‘Yalan Dünya’nın son bölümünde ‘Rıza’nın ailesiyle dertleşen ‘Nurhayat’ şöyle dedi: “Testosteron olmasa erkekler özünde iyi insanlar!” Bu söylediğine günlerdir kendi kendime gülüyorum. Anlattığım bütün erkek tayfası da kahkahalara boğulup “Çok doğru bir tespit, bütün suç hormonlarımızda!” diyor
O deli hormonlarının peşine takılıp her Allah’ın günü başka kadınlarla birlikte olan erkekler tanıyorum. Dışarıdan bakınca havaları yerinde ve çok keyifliler sanırsınız, herkesin kendileri hakkında “Çapkın”, “Playboy”,
“Birlikte olmadığı kadın kalmadı” demesine bayılır, çok kadınla olarak ve onları ciddiye almayarak egolarını tatmin eder, ‘erkek’liğin bu olduğunu sanırlar.
Ama işin iç yüzü hiç göründüğü gibi değil aslında... Bu doyumsuz adamların ‘duygusal’ dünyaları bomboş... Yapayalnız ve mutsuzlar, aşktan ve sevgiden yoksun bir döngünün içinde savrulup duruyorlar.
Bu durumdan mutsuz olduğu halde vazgeçemeyenleri biliyorum. Zira asıl suçlu hormonlardan ziyade bulundukları çevre... “Abi bu seferki sevgilini aldatmıyorsun, kafayı mı yedin, ne oldu yoksa kızdan mı korkuyorsun?” diye dalga geçilmeye başlandı mı adam niyeti bozuyor. Sırf arkadaşlarına ayak uydurmak, o kirli çevredeki varlığını sürdürmek için! Ve tam güzel bir aşk yaşayacakken ihanet çanları çalmaya başlıyor, eski hayata geri dönülüyor!
Aşk ve huzur tipi
Bir de tam tersi ‘tek bir kadın’la mutlu olmayı, aşkı, huzuru, düzenli bir hayatı seçen tanıdıklarım var. Gece gezmek, piyasa yerlere takılıp kendini göstermek, aynı anda bir sürü kadını idare etmek, çekirge gibi ordan oraya zıplamak hiçbir şey ifade etmiyor bu tip erkek için... Birlikte olduğu kadına değer vermeyi, onu sahiplenmeyi, saygı göstermeyi, ihaneti bir seçenek olarak bile düşünmemeyi ‘erkeklik’ sayıyorlar.
Dejenere çevrelerde bulunmaktansa, düzgün hayatı olan arkadaşlarla yemek yemek, sinemaya gitmek, evde arkadaş toplantıları yapmak, sevgilisiyle el ele göz göze olmak onlara yetiyor.
Yani dostlar; ‘hormonlarının arkasına sığınan’ ve egolarına yenik düşen erkekler hayat boyu mutsuz ve yalnız olmaya, içten içe kendilerini kirli hissetmeye mahkum.
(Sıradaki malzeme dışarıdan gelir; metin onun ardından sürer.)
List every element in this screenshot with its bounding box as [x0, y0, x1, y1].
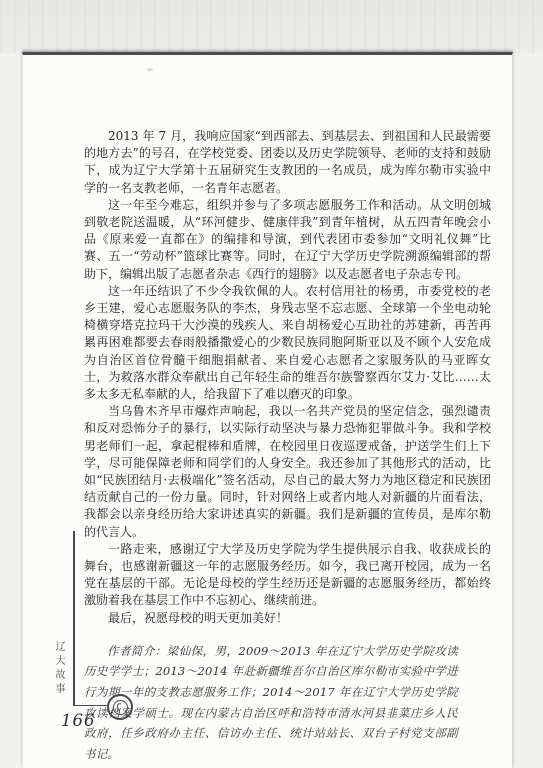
- scan-smudge: [147, 68, 153, 71]
- ornament-crescent-glyph: [115, 701, 125, 712]
- author-bio: 作者简介：梁仙保，男，2009～2013 年在辽宁大学历史学院攻读历史学学士；2…: [84, 641, 458, 765]
- footer-bracket-horizontal-rule: [73, 705, 108, 707]
- paragraph-2: 这一年至今难忘，组织并参与了多项志愿服务工作和活动。从文明创城到敬老院送温暖，从…: [84, 197, 491, 283]
- paragraph-4: 当乌鲁木齐早市爆炸声响起，我以一名共产党员的坚定信念，强烈谴责和反对恐怖分子的暴…: [84, 403, 491, 541]
- sidebar-series-title: 辽大故事: [51, 641, 66, 697]
- footer-bracket-vertical-rule: [73, 531, 75, 706]
- paragraph-1: 2013 年 7 月，我响应国家“到西部去、到基层去、到祖国和人民最需要的地方去…: [84, 128, 491, 197]
- ornament-inner-ring: [113, 700, 128, 715]
- page-number: 166: [61, 711, 96, 730]
- article-body: 2013 年 7 月，我响应国家“到西部去、到基层去、到祖国和人民最需要的地方去…: [84, 128, 491, 764]
- paragraph-3: 这一年还结识了不少令我钦佩的人。农村信用社的杨勇，市委党校的老乡王建，爱心志愿服…: [84, 283, 491, 403]
- scan-background-band: [0, 0, 543, 53]
- book-page: 2013 年 7 月，我响应国家“到西部去、到基层去、到祖国和人民最需要的地方去…: [22, 52, 513, 768]
- chapter-end-ornament-icon: [107, 694, 133, 720]
- closing-line: 最后，祝愿母校的明天更加美好！: [84, 610, 491, 627]
- paragraph-5: 一路走来，感谢辽宁大学及历史学院为学生提供展示自我、收获成长的舞台，也感谢新疆这…: [84, 541, 491, 610]
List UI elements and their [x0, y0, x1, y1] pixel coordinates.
Gerçek bir ‘erkeğin’ nasıl özelliklere sahip olması gerektiğini bilen ve ‘aşkı çok kadına tercih eden’ ikinci grubaysa saygılarımı yolluyorum..
KUMSALDA FiLM ÇEKTiM!
Kış iyiden iyiye geldi malum, bu havada kumsalda yürüyüş yapma fikri birçoğunuza manyaklık gibi gelebilir! Ama Hayalet‘iniz yeterince manyak bir karakter olduğu için sorun yok!
Geçen pazarı harika bir kumsal yürüyüşünde geçirdim. Kimseciklerin olmadığı kumsalda çıkardım ayakkabıları, buz gibi dalgaların içinde yürüdüm... Saatlerce deniz kabuğu topladım, yerde bulduğum bir ağaç dalıyla kumsala kocaman yazılar yazdım. Koştum, zıpladım, kumlara uzandım, gökyüzünü izledim.. Hani filmlerde romantik kumsal sahneleri olur ya, aynen öyle bir filmde gibi hissettim kendimi. Deniz ve kumsal bana nasıl iyi geldi anlatamam. Yağmursuz bir günde bir manyaklık da siz yapın derim!